Digital networks enable the flow of information between spaces in real time through formatted communication tools such as databases or websites that can be accessed through electronic interfaces as any time and any place. ‘Relationships no longer depend on embodied persons being co-present with each other’ (Lyon in Lyon, ed. P.18) but being connected through digital networks. Castells (1996) defined ‘a network [as] a set of interconnected nodes’ (ibid, p. 470). Nodes are points of intersections depending on the concrete network that range from stock exchange markets to councils of ministers and television systems (ibid) but also include the penal justice system (Franko-Aas, 2005) and its various administration networks and educational provisions in settings such as the prison. ‘Networks are open structures, able to expand without limits, integrating new nodes as able as they are able to communicate within the network, namely as long as they share the same communication codes (for example, values or performance goals)’ (Castells 1996, p.470). According to McLuhan (1964) ‘both time (as measured visually and segmentally) and space (as uniform, pictorial, and enclosed) disappear in the electronic age of instant information’ (p. 152) ending ‘space as the as the main factor in social arrangements’ (p.94). Poster (2006) argued that ‘society is a now a double movement: one of individuals and institutions, another of information flows’ (p.65). Therefore, prisons are material reality and context for embodied experiences of individuals but also consist of virtual spaces allowing interactions with immaterial

information flows to monitor and control its interconnected trajectories (security, rehabilitation and economy).

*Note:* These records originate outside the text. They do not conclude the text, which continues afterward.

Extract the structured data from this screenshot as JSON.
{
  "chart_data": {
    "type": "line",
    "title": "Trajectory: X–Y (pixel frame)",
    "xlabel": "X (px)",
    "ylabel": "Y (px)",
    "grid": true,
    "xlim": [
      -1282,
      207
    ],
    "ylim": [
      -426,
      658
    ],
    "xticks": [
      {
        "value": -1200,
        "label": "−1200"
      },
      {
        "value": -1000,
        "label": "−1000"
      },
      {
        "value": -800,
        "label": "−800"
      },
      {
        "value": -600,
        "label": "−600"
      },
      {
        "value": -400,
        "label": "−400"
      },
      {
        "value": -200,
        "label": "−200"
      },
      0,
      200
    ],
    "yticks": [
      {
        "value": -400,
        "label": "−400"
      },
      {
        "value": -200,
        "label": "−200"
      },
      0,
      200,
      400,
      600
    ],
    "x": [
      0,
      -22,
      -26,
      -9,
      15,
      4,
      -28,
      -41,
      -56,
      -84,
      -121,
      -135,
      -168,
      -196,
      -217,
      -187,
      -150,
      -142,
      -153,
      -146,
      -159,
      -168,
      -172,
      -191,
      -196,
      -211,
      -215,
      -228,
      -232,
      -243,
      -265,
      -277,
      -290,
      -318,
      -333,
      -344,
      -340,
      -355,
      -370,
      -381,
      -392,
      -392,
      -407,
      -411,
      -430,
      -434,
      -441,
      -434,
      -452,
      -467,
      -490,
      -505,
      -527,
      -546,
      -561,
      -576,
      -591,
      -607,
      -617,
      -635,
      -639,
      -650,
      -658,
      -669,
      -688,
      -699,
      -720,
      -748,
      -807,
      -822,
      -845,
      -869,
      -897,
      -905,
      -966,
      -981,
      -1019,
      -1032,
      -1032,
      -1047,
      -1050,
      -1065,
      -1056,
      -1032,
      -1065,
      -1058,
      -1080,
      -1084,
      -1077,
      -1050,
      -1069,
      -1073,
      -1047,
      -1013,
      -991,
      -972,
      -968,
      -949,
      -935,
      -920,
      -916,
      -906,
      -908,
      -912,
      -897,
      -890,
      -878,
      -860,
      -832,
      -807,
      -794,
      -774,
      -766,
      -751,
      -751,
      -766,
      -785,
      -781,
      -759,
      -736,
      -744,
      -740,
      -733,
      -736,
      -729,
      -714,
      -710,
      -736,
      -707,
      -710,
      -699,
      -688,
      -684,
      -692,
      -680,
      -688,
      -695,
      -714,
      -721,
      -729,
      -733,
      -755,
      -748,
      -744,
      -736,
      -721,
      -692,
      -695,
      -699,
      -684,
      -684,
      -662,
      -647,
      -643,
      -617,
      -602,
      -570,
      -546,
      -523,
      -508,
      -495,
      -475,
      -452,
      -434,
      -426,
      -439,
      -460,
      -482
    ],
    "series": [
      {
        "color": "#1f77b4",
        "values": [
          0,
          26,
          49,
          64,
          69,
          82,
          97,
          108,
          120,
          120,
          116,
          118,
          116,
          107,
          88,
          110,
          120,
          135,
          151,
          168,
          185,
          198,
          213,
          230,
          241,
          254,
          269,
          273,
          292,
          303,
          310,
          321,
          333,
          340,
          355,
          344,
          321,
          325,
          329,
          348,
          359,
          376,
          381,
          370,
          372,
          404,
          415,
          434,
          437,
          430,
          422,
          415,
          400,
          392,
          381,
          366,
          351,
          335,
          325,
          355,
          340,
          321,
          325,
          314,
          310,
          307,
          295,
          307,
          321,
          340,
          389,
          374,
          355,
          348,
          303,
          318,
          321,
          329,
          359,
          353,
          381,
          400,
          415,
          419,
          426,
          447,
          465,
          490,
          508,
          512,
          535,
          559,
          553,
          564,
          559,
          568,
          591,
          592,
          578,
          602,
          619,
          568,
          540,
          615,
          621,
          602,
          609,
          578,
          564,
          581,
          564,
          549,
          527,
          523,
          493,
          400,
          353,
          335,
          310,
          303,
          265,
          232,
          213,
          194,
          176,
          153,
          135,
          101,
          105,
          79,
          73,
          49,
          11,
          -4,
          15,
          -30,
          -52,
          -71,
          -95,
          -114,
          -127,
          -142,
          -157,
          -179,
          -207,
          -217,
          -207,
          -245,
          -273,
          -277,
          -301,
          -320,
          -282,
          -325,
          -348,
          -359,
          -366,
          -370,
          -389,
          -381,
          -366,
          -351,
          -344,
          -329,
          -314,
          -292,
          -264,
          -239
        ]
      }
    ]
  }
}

However, as Franko-Aas (2005) argued, ‘information is not simply, not even primarily an objectivated piece of scientific knowledge, but rather a tool for governance’ (p.50). Garland (2001) pointed at the ‘systemisation of criminal justice – using information technology, operational models, and computerised data processing’ (p.115) starting in the 1980s and 1990s in the UK. ‘This systemisation has allowed a greater measure of central planning and control to occur, and has enhanced government’s capacity to pursue system-wide policy objectives’ (ibid). ‘New information, and especially communication technologies and improved transportation, have enabled many things to be done at a distance in the past half century’ (Lyon in Lyon, ed., 2003, p.18). This governing-at-a-distance (Garland, 2001) as discussed in chapter 2 uses distinct virtual spaces of communication to monitor, assess and account for prison performances but also to control the individuals within: prisoners and prison staff ‘to focus decision-making and target interventions’ (p.116). For that, ‘contemporary governmental strategies are intricately connected with various knowledge systems […] [and] the need to know the objects that are being governed’ (Franko-Aas, 2005, p.50-51). Within prison education the objects to be controlled include educational levels but also attendance records. Although Franko-Aas (2005) analysed sentencing information systems similarities can be drawn to any other information systems. Firstly, the choice of information is a political decision. As chapter 2 highlighted, criminogenic needs are the very problems to be addressed to rehabilitate offenders. Secondly, the methods to collect and circulate information are of utmost importance. ‘Information needs to be produced and circulated; it needs a technological, organisational and economic infrastructure that enables its survival’ (ibid, p.51). As discussed in chapter 2 prisons

have three distinct trajectories that intertwine. The economic, security and rehabilitative trajectories require and produce specific information flows ensuring the survival of an individual prison, its services and provision. Those information flows are captured and disseminated in distinct technological artefacts. The next section, therefore, discusses the very distinct characteristics of databases as ‘the key category of culture’ (Manovich, 2001) that shape the production and circulation of information via information networks.